North Korea said Tuesday it has agreed with the United States to continue working to resolve a stalemate in international nuclear negotiations over the North's promise to fully declare its nuclear weapons programs.
The North's official Korean Central News Agency said the two sides held "specific discussions on differences in opinions" during one-on-one meetings last week in Switzerland over a disarmament-for-aid agreement reached last year.
The two countries agreed to "sit face-to-face and continue discussions" to find a solution to the impasse which is holding up the nuclear deal, KCNA said in a three-sentence dispatch, the first time it has mentioned the Geneva talks.
The report gave no details of what was discussed or when the two sides would meet again.
Progress made, U.S. official reports
U.S. nuclear negotiator Christopher Hill has said he made progress in the talks with his North Korean counterpart, Vice Foreign Minister Kim Kye Gwan, but stopped short of announcing any agreement.

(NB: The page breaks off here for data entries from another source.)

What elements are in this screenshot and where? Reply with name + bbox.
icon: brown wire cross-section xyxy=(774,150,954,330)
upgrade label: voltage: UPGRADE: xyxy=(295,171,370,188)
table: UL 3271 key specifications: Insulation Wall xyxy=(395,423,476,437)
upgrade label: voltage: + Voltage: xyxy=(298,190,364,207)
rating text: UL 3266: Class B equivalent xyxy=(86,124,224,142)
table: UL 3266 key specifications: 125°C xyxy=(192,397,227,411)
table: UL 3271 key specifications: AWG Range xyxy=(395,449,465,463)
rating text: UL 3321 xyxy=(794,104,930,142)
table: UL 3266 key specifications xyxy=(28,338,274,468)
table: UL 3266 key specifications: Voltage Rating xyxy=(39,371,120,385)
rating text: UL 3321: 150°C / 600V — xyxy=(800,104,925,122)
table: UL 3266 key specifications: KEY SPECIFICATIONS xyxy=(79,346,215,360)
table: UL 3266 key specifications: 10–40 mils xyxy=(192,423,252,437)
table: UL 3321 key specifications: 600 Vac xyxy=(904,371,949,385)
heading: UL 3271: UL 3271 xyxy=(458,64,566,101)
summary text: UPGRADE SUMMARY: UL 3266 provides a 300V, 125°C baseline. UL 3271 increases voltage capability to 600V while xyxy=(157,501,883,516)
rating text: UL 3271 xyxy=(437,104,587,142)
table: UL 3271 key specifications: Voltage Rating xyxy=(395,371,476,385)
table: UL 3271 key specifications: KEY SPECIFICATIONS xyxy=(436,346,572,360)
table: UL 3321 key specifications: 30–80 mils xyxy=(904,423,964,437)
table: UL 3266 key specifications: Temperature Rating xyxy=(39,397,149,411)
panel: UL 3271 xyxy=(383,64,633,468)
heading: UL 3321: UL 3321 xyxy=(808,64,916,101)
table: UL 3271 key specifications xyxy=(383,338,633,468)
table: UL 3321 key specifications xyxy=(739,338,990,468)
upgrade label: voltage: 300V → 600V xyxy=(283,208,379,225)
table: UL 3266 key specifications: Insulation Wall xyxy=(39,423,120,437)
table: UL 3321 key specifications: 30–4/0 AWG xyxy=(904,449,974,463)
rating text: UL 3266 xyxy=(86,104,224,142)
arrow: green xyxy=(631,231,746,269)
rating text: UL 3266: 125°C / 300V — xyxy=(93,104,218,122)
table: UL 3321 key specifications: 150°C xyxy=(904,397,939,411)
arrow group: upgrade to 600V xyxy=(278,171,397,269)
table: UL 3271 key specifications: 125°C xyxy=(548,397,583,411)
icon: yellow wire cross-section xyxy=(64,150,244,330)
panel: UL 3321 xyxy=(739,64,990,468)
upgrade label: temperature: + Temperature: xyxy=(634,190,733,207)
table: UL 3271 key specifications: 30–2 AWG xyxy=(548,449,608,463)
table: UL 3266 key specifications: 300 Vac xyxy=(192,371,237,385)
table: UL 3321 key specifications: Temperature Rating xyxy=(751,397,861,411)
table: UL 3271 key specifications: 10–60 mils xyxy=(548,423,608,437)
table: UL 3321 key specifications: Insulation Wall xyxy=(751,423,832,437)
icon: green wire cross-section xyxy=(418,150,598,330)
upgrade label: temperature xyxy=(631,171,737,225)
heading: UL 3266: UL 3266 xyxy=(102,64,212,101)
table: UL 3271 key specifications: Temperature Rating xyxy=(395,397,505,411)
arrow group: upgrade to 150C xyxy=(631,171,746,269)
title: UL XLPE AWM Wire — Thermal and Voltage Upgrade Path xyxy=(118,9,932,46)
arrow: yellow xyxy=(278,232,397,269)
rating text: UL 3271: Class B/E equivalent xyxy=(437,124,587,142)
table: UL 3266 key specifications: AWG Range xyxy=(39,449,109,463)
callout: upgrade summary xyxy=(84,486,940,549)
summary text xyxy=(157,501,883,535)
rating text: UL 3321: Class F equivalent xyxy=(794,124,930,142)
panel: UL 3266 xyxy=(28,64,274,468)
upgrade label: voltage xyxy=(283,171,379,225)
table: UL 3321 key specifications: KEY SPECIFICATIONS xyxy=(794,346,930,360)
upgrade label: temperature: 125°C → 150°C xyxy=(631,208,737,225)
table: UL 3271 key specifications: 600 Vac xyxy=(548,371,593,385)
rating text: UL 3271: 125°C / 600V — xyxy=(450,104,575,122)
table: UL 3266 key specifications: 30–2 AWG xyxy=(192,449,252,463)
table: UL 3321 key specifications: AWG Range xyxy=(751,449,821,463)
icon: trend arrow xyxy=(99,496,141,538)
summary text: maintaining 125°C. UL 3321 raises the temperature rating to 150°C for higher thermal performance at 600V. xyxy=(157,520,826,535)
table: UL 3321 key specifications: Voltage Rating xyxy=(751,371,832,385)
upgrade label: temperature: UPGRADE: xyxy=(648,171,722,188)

The nuclear deal stalled after Washington accused North Korea of failing to fully account for all its nuclear programs as it had pledged to do by the end of last year.
North Korea says it gave the United States a list of its nuclear programs in November, but Washington says it never received a "complete and correct" list.
The key sticking points are believed to be whether North Korea had a clandestine uranium enrichment program and whether it transferred nuclear technology to Syria.
The impasse has led North Korea to slow the disabling of its nuclear facilities.